OBJECTIVE: Resistance to rituximab, a chimeric monoclonal antibody that binds to CD20, is a major limitation for the successful treatment of patients with non-Hodgkin lymphoma and other CD20+ B-cell malignancies. To circumvent rituximab resistance in these patient populations, we have constructed a bispecific antibody (BiAb), anti-CD3 x anti-CD20 (CD20Bi), that combines rituximab targeting with non-major histocompatibility complex (non-MHC)-restricted cytotoxicity mediated by activated T cells (ATC). MATERIALS AND METHODS: Activated T cells were obtained from anti-CD3 activated peripheral blood mononuclear cells (PBMC) of normal donors or the leukapheresis products of patients by culturing in the presence of interleukin-2 for 6-14 days. After ATC expansion, the cells were armed with CD20Bi. Killing activity was evaluated by 51Cr-release assay. RESULTS: Arming ATC with as little as 5 ng CD20Bi/10(6) cells significantly increased cytotoxicity above unarmed ATC. CD20Bi-armed ATC (50 ng/10(6) cells) efficiently lysed CD20+ cell lines at E:T of 6.25-50, but not the nonhematologic, CD20- SK-BR-3 cell line.
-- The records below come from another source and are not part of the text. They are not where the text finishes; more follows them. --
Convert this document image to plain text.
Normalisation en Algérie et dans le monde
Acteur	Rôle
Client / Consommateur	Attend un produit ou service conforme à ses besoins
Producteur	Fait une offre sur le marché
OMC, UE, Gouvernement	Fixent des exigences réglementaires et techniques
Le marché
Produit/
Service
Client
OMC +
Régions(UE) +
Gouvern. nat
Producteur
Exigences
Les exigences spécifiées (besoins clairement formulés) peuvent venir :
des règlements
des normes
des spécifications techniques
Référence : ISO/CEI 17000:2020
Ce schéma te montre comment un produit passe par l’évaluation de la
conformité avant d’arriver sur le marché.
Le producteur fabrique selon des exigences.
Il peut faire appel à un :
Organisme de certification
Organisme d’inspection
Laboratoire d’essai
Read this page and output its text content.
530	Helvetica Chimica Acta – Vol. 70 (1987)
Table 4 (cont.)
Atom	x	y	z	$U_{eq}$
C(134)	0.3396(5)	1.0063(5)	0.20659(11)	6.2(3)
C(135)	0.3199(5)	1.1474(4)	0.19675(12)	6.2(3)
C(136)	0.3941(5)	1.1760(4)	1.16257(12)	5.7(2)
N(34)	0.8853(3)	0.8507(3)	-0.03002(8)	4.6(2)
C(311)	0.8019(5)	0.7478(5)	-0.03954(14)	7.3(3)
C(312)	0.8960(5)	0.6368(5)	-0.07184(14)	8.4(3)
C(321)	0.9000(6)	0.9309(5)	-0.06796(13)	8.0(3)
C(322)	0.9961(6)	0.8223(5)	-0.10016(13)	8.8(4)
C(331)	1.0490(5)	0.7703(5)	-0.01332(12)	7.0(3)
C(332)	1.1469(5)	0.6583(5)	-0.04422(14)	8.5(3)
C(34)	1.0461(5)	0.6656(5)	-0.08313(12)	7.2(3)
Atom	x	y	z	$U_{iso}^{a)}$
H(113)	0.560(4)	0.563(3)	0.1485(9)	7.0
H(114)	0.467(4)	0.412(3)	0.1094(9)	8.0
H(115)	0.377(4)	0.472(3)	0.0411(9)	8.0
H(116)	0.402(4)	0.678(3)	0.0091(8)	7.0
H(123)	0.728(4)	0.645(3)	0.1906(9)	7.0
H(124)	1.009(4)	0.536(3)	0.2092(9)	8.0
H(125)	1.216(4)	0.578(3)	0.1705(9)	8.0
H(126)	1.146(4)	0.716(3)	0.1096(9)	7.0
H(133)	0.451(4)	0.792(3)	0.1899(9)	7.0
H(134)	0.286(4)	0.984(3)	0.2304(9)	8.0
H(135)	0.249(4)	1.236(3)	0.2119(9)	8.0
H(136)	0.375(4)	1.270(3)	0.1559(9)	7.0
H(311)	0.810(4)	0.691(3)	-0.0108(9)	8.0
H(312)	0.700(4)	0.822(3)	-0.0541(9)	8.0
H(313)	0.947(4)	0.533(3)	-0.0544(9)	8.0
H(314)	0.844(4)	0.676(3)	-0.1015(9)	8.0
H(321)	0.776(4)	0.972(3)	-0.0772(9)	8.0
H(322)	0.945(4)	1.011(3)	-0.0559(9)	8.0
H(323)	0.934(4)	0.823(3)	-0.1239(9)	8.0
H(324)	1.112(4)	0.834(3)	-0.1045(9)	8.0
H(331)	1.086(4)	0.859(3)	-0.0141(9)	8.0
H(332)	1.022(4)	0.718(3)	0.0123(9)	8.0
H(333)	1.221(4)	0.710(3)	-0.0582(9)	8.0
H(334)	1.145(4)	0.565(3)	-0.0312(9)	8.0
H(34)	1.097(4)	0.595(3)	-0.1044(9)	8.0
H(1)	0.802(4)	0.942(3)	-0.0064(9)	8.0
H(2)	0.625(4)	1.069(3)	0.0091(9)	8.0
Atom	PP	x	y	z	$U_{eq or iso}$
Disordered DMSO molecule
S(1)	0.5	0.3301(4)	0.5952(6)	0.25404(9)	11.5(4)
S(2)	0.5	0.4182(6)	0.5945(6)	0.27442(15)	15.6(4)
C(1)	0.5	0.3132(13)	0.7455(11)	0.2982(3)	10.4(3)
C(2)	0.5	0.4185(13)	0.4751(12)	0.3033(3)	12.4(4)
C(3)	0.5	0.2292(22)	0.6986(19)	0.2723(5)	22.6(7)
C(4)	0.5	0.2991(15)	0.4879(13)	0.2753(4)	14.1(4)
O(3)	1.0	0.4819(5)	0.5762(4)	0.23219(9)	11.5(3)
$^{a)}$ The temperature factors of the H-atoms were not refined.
High levels of cytotoxicity mediated by CD20Bi-armed ATC (p < 0.05) could not be blocked by an 8000-fold excess of soluble rituximab. CD20Bi-armed ATC in the presence of complement killed ARH-77 cells, a rituximab-complement pathway-resistant multiple myeloma, significantly (p < 0.05) better than rituximab or unarmed ATC, suggesting that CD20Bi-armed ATC may be clinically effective for treatment of rituximab-resistant CD20+ hematologic malignancies. CONCLUSIONS: Our findings demonstrate that CD20Bi-armed ATC enhance cytotoxicity against CD20+ B-cell lines and circumvent complement-mediated rituximab resistance, providing a strong rationale for this immune-based strategy for the treatment of rituximab-refractory CD20+ B-cell malignancies.